The one bright spot has been e-commerce. But even the digital economy is not immune, as firms like Facebook and Google rely heavily on ad revenue from mainstream America. As that revenue declines for them, their employment of gig workers and independent contractors declines.
Question for B2B fintech business models
How will B2B fintechs that built their business models on interchange and FX revenue hold up during this time period?
Many companies built their business models on B2B payment volumes and revenue from FX and card payments. With volumes set to decline further for many sectors, how will that impact monthly recurring revenue, cash flow and the ability to meet run rate? How will that impact some vendors’ ability to access capital and credit with financial institutions? Or draw on private equity funding tied to meeting certain milestones? We know there have been massive layoffs in fintech already. Layoff Tracker has been a key site for anyone monitoring this space.
While certain verticals may hold up reasonably well, such as healthcare and food distribution, most fintech providers face at least one of three problems with a rapid reduction in payment volumes:
1.由于体积滴减少FX和交换。
2. Increase in insolvencies and bankruptcies, resulting in exposures on any early-pay finance initiatives.
3. Increase in chargebacks, creating fund recovery issues specifically tied to payment companies in the merchant acquirer business.
It will be tough sledding for many B2B fintechs that rely on growing revenue through payments.
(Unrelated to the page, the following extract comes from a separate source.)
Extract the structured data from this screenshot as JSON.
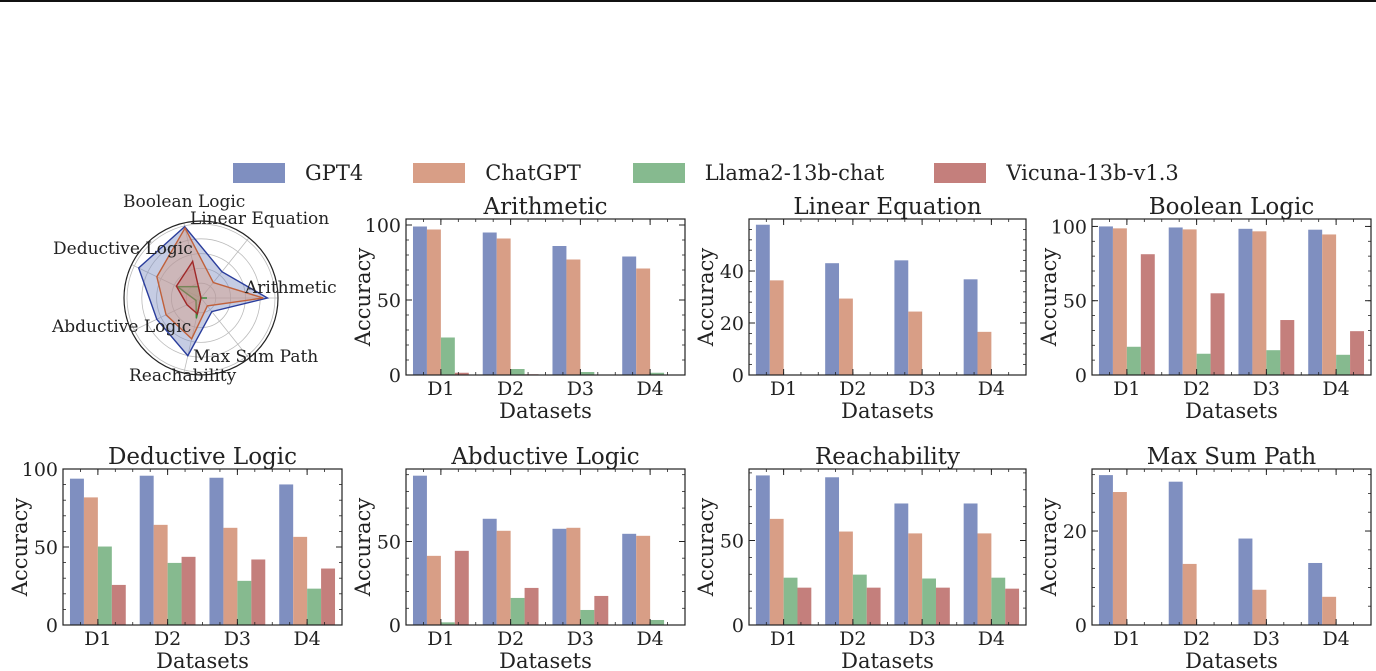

The silver lining in all of this is that there is no longer any disagreement about digitizing AP and payments. Companies that have many disparate manual processes will be looking to automate the entire invoice-to-pay process. This will bode well for the future, but until then, many companies will be in survival mode, especially small start-ups with limited access to new capital.
David Gustin runs Global Business Intelligence, a research and advisory practice focused on the intersection of payments, trade finance, trade credit and working capital. He can be reached at dgustin (at) globalbanking.com.